Death of Unions Greatly Exaggerated
The Supreme Court is expected this month to issue its opinion in Janus v. American Federation of State, County, and Municipal Employees, a closely watched case viewed as a bellwether for the future of unions. At issue is whether unions have the right to mandate collection of agency fees from non-members. According to the current law of the land, they can, because even non-members benefit from collective bargaining.
Pro-union forces see it as yet another attempt to chip away at union viability, and they are not wrong. The issue has been part of the supply-side’s long game, and this is their third time at bat in recent years. In 2014, the Court decided 5-4 that the Illinois Public Labor Relations Act violated the First Amendment by allowing unions to collect from non-members but refused to rule decisively, reversing in general, affirming in part and remanding a 7th Circuit Court of Appeals decision in Harris v. Quinn.
As with Harris, this latest challenge comes courtesy of the National Right to Work Legal Defense Foundation, once again led by advocate William Messenger on behalf of the plaintiff, Mark Janus. Janus is a child support specialist for state government in Illinois. Both cases deal with state employees.
In 2016 the issue came up again, but the court was split 4/4 (absent Antonin Scalia) in Friedrichs v. California Teachers Association, with Jones Day’s Michael Carvin for the plaintiff. Janus, then, is a do-over of sorts. What these courtroom crusaders are taking aim at is a 40-year-old Supreme Court ruling, Abood v. Detroit Board of Education. Decided in 1976, Abood sanctioned non-member fee requirements — referred to as”fair share” or “agency fees” — as long as the funds were used for universal activities like contract negotiations and not “political speech,” such as lobbying.
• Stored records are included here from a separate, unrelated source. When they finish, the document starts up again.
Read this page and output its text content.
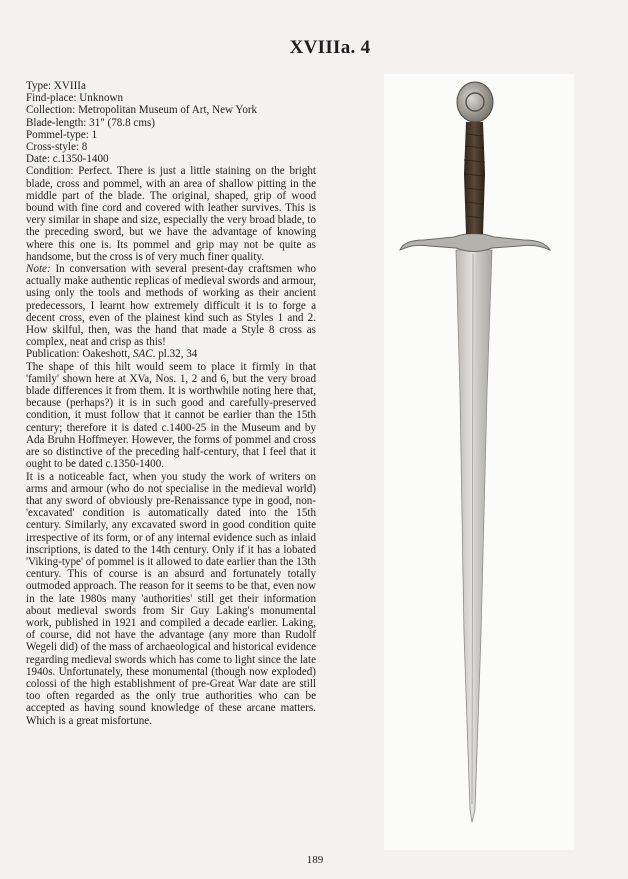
XVIIIa. 4
Type: XVIIIa
Find-place: Unknown
Collection: Metropolitan Museum of Art, New York
Blade-length: 31" (78.8 cms)
Pommel-type: 1
Cross-style: 8
Date: c.1350-1400

Condition: Perfect. There is just a little staining on the bright blade, cross and pommel, with an area of shallow pitting in the middle part of the blade. The original, shaped, grip of wood bound with fine cord and covered with leather survives. This is very similar in shape and size, especially the very broad blade, to the preceding sword, but we have the advantage of knowing where this one is. Its pommel and grip may not be quite as handsome, but the cross is of very much finer quality.

Note: In conversation with several present-day craftsmen who actually make authentic replicas of medieval swords and armour, using only the tools and methods of working as their ancient predecessors, I learnt how extremely difficult it is to forge a decent cross, even of the plainest kind such as Styles 1 and 2. How skilful, then, was the hand that made a Style 8 cross as complex, neat and crisp as this!

Publication: Oakeshott, SAC. pl.32, 34

The shape of this hilt would seem to place it firmly in that 'family' shown here at XVa, Nos. 1, 2 and 6, but the very broad blade differences it from them. It is worthwhile noting here that, because (perhaps?) it is in such good and carefully-preserved condition, it must follow that it cannot be earlier than the 15th century; therefore it is dated c.1400-25 in the Museum and by Ada Bruhn Hoffmeyer. However, the forms of pommel and cross are so distinctive of the preceding half-century, that I feel that it ought to be dated c.1350-1400.

It is a noticeable fact, when you study the work of writers on arms and armour (who do not specialise in the medieval world) that any sword of obviously pre-Renaissance type in good, non-'excavated' condition is automatically dated into the 15th century. Similarly, any excavated sword in good condition quite irrespective of its form, or of any internal evidence such as inlaid inscriptions, is dated to the 14th century. Only if it has a lobated 'Viking-type' of pommel is it allowed to date earlier than the 13th century. This of course is an absurd and fortunately totally outmoded approach. The reason for it seems to be that, even now in the late 1980s many 'authorities' still get their information about medieval swords from Sir Guy Laking's monumental work, published in 1921 and compiled a decade earlier. Laking, of course, did not have the advantage (any more than Rudolf Wegeli did) of the mass of archaeological and historical evidence regarding medieval swords which has come to light since the late 1940s. Unfortunately, these monumental (though now exploded) colossi of the high establishment of pre-Great War date are still too often regarded as the only true authorities who can be accepted as having sound knowledge of these arcane matters. Which is a great misfortune.

189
That demarcation line that is no doubt difficult to trace, hence the brisk pace of Abood challenges. Predictably, Scalia’s replacement Neil Gorsuch is expected to cast the deciding vote. Interestingly, he was inscrutable during oral arguments February 26. SCOTUSblog reporter Amy Howe offered an insightful analysis along with some good context: “before Gorsuch served on the U.S. Court of Appeals for the 10th Circuit, he was in private practice, where [defense counsel David] Frederick was one of his law partners.” One credits Gorsuch with the professionalism required for a neutral assessment, while at the same time feeling he will not give the defense argument short shrift.
Patrick Wright assesses Gorsuch’s judicial tendencies in an article for The Hill that explains how the Court’s newest member is a textualist when it comes to interpreting statutes, “which generally means he reads Congress’s texts as written and he then applies those laws without transforming them to meet his policy preferences,” and an originalist when it comes to the Constitution: “That means in Janus he will try to understand what the First Amendment meant at the time it was adopted and apply that understanding to modern issues like forced subsidization of union speech.”
Wright, who filed an amicus brief in support of the petitioner, is of the mind that “the unions will survive without agency fees. Considering his position, this could just be an lip service. But it’s hard to imagine it not being true. The unions have endured through many challenges. They are the yin to capitalism’s yang, and while both sides at times seem zealous past the point of self-interest, the pendulum swings and eventually they seem to balance each other out. Unions have, in the past, demonstrated the cleverness to work within the new rules. After all, before they were called “agency feels” they were “union dues.” No doubt there will be growing pains should organized labor be forced to adapt to new rules, but adapt or die is a mantra suited to both sides. The battle itself is proof each is adapting.